Pour la production de produits finis, c’est différent puisque 96 % des spécialités génériques délivrées en France sont produites en Europe, dont 55 % dans l’Hexagone. Contrairement à l’Allemagne ou l’Angleterre par exemple qui ne produisent plus beaucoup de génériques, la France a réussi à garder la majorité de la production des génériques vendus sur le territoire alors que leur prix de vente, assez bas, se situe dans la moyenne européenne. Chez Substipharm, la fabrication est made in France à 95 %, le reste made in Italy et Germany. « En Europe, la fabrication est très automatisée et les prix peuvent donc être assez compétitifs. Elle l’est bien moins hors de l’Europe et il faut ajouter des coûts supplémentaires liés au transport et à la logistique… Il est donc plus pratique pour nous que la production des génériques finis soit la plus proche possible de notre marché, très majoritairement français et européen », explique son président Léopold Berthier.
Sauvegarder la production française
Garder une production hexagonale importante apparaît essentiel non seulement pour l’économie nationale, déjà en difficulté, mais aussi pour la santé publique car nous préservons ainsi une certaine indépendance sanitaire, estime-t-on au GEMME. « Quand, l’an dernier, les génériques ont décollé grâce au tiers-payant, nous aurions eu de grosses ruptures d’approvisionnement sans une fabrication industrielle de proximité. La réactivité de nos fabricants a permis de lisser ces ruptures », affirme Catherine Bourrienne-Bautista. « Mais il ne faudrait pas abaisser davantage le prix des génériques… ».

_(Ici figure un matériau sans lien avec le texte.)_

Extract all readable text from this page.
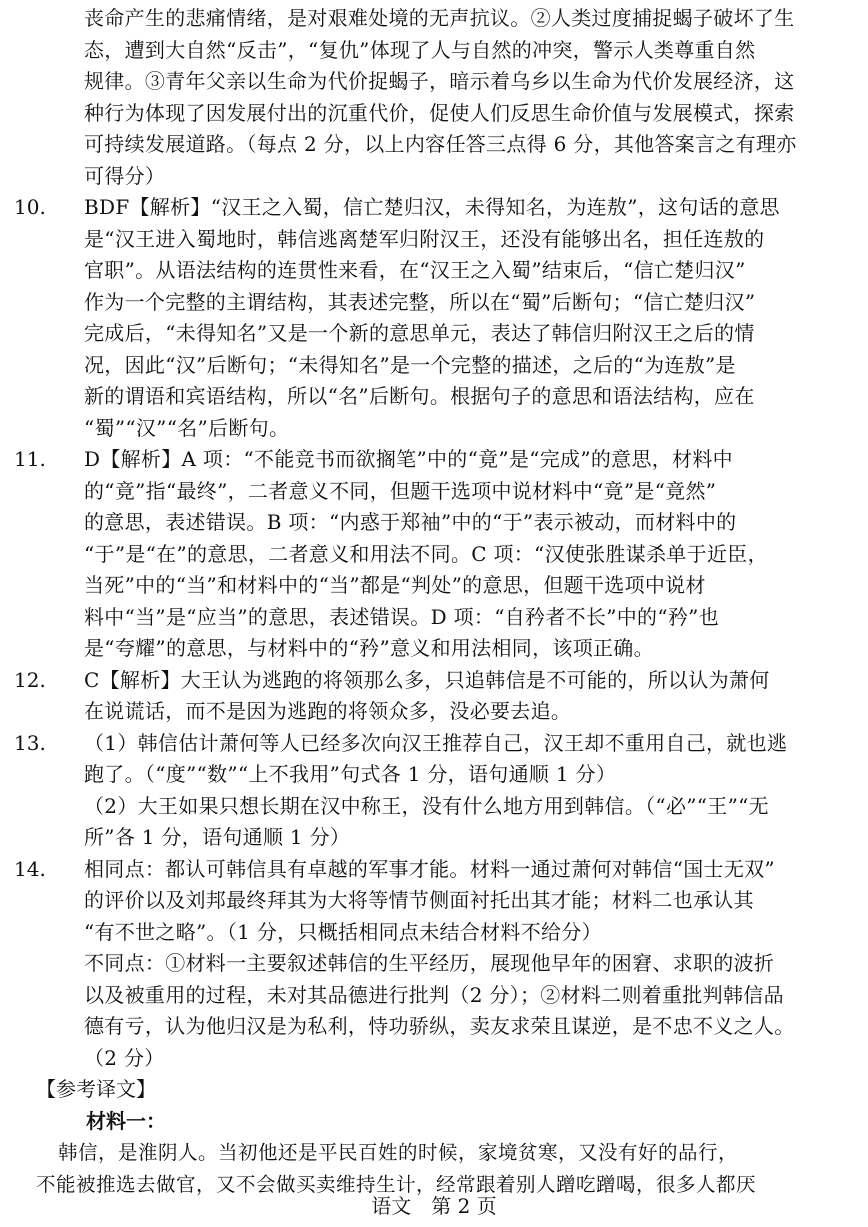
丧命产生的悲痛情绪，是对艰难处境的无声抗议。②人类过度捕捉蝎子破坏了生
态，遭到大自然“反击”，“复仇”体现了人与自然的冲突，警示人类尊重自然
规律。③青年父亲以生命为代价捉蝎子，暗示着乌乡以生命为代价发展经济，这
种行为体现了因发展付出的沉重代价，促使人们反思生命价值与发展模式，探索
可持续发展道路。（每点 2 分，以上内容任答三点得 6 分，其他答案言之有理亦
可得分）
10. BDF【解析】“汉王之入蜀，信亡楚归汉，未得知名，为连敖”，这句话的意思
是“汉王进入蜀地时，韩信逃离楚军归附汉王，还没有能够出名，担任连敖的
官职”。从语法结构的连贯性来看，在“汉王之入蜀”结束后，“信亡楚归汉”
作为一个完整的主谓结构，其表述完整，所以在“蜀”后断句；“信亡楚归汉”
完成后，“未得知名”又是一个新的意思单元，表达了韩信归附汉王之后的情
况，因此“汉”后断句；“未得知名”是一个完整的描述，之后的“为连敖”是
新的谓语和宾语结构，所以“名”后断句。根据句子的意思和语法结构，应在
“蜀”“汉”“名”后断句。
11. D【解析】A 项：“不能竞书而欲搁笔”中的“竟”是“完成”的意思，材料中
的“竟”指“最终”，二者意义不同，但题干选项中说材料中“竟”是“竟然”
的意思，表述错误。B 项：“内惑于郑袖”中的“于”表示被动，而材料中的
“于”是“在”的意思，二者意义和用法不同。C 项：“汉使张胜谋杀单于近臣，
当死”中的“当”和材料中的“当”都是“判处”的意思，但题干选项中说材
料中“当”是“应当”的意思，表述错误。D 项：“自矜者不长”中的“矜”也
是“夸耀”的意思，与材料中的“矜”意义和用法相同，该项正确。
12. C【解析】大王认为逃跑的将领那么多，只追韩信是不可能的，所以认为萧何
在说谎话，而不是因为逃跑的将领众多，没必要去追。
13. （1）韩信估计萧何等人已经多次向汉王推荐自己，汉王却不重用自己，就也逃
跑了。（“度”“数”“上不我用”句式各 1 分，语句通顺 1 分）
（2）大王如果只想长期在汉中称王，没有什么地方用到韩信。（“必”“王”“无
所”各 1 分，语句通顺 1 分）
14. 相同点：都认可韩信具有卓越的军事才能。材料一通过萧何对韩信“国士无双”
的评价以及刘邦最终拜其为大将等情节侧面衬托出其才能；材料二也承认其
“有不世之略”。（1 分，只概括相同点未结合材料不给分）
不同点：①材料一主要叙述韩信的生平经历，展现他早年的困窘、求职的波折
以及被重用的过程，未对其品德进行批判（2 分）；②材料二则着重批判韩信品
德有亏，认为他归汉是为私利，恃功骄纵，卖友求荣且谋逆，是不忠不义之人。
（2 分）
【参考译文】
材料一：
韩信，是淮阴人。当初他还是平民百姓的时候，家境贫寒，又没有好的品行，
不能被推选去做官，又不会做买卖维持生计，经常跟着别人蹭吃蹭喝，很多人都厌
语文　第 2 页
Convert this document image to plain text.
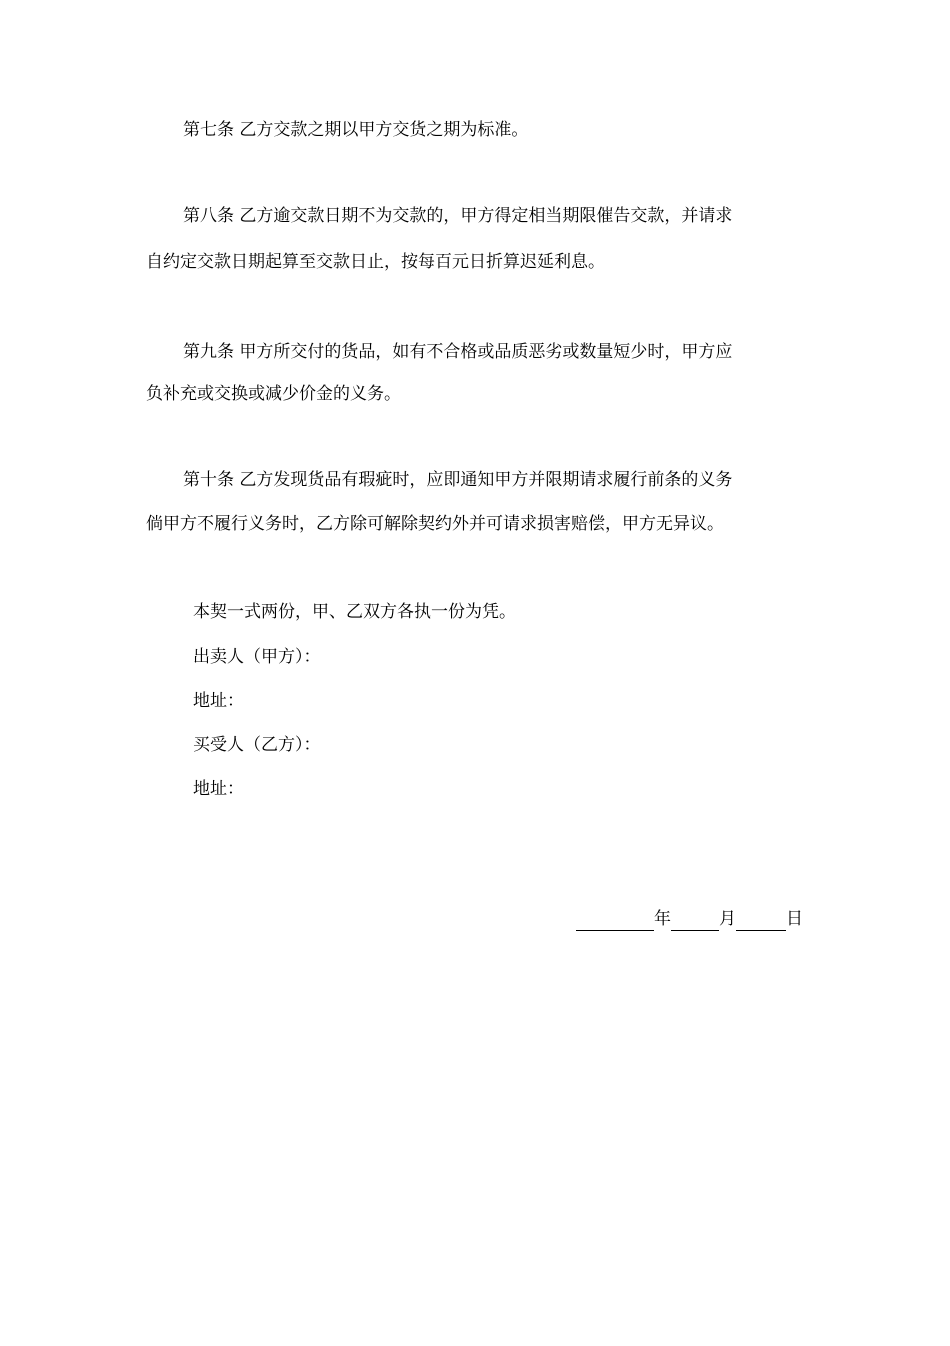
第七条 乙方交款之期以甲方交货之期为标准。
第八条 乙方逾交款日期不为交款的，甲方得定相当期限催告交款，并请求
自约定交款日期起算至交款日止，按每百元日折算迟延利息。
第九条 甲方所交付的货品，如有不合格或品质恶劣或数量短少时，甲方应
负补充或交换或减少价金的义务。
第十条 乙方发现货品有瑕疵时，应即通知甲方并限期请求履行前条的义务
倘甲方不履行义务时，乙方除可解除契约外并可请求损害赔偿，甲方无异议。
本契一式两份，甲、乙双方各执一份为凭。
出卖人（甲方）：
地址：
买受人（乙方）：
地址：
年	月	日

C’est ce que pensent tous les professionnels du générique. « Dans les pays qui ont adopté une politique de prix très bas des génériques comme l’Angleterre (1 euro la boîte en moyenne) ou la Hollande (1,50 euro) pour faire des économies, la grande majorité des spécialités génériques est fabriquée hors d’Europe, c’est un choix », explique Erick Roche. « Teva se bat pour maintenir un outil industriel européen (une vingtaine de sites dont 2 en France, à Sens et Nevers), qui présente des avantages certains, notamment pour la production de petites quantités. Mais si la pression sur les prix devait se poursuivre dans les années à venir, je m’inquiète de notre capacité à rester compétitif. Abaisser les prix de génériques pour réduire le déficit de l’Assurance-maladie est certes facile et l’effet est immédiat, apparemment indolore, mais lourd de conséquences pour le tissu industriel… ».
Article précédent
Attention, substitutions délicates
Article suivant
Du mouvement perpétuel à l’accalmie printanière
De l’idée à la conception
Des génériques pas comme les autres
Les génériqueurs contre-attaquent
Le générique est-il trop cher ?
Un marché sous influence
Attention, substitutions délicates
Le made in France l’emporte encore
Du mouvement perpétuel à l’accalmie printanière
Industrie pharmaceutique
Gilead autorise des génériqueurs à fabriquer du lénacapavir
Dans le Rhône
Des pharmacies collectent pour les Restos du cœur
Substitution par le pharmacien
Biosimilaires : les patients sont prêts, mais…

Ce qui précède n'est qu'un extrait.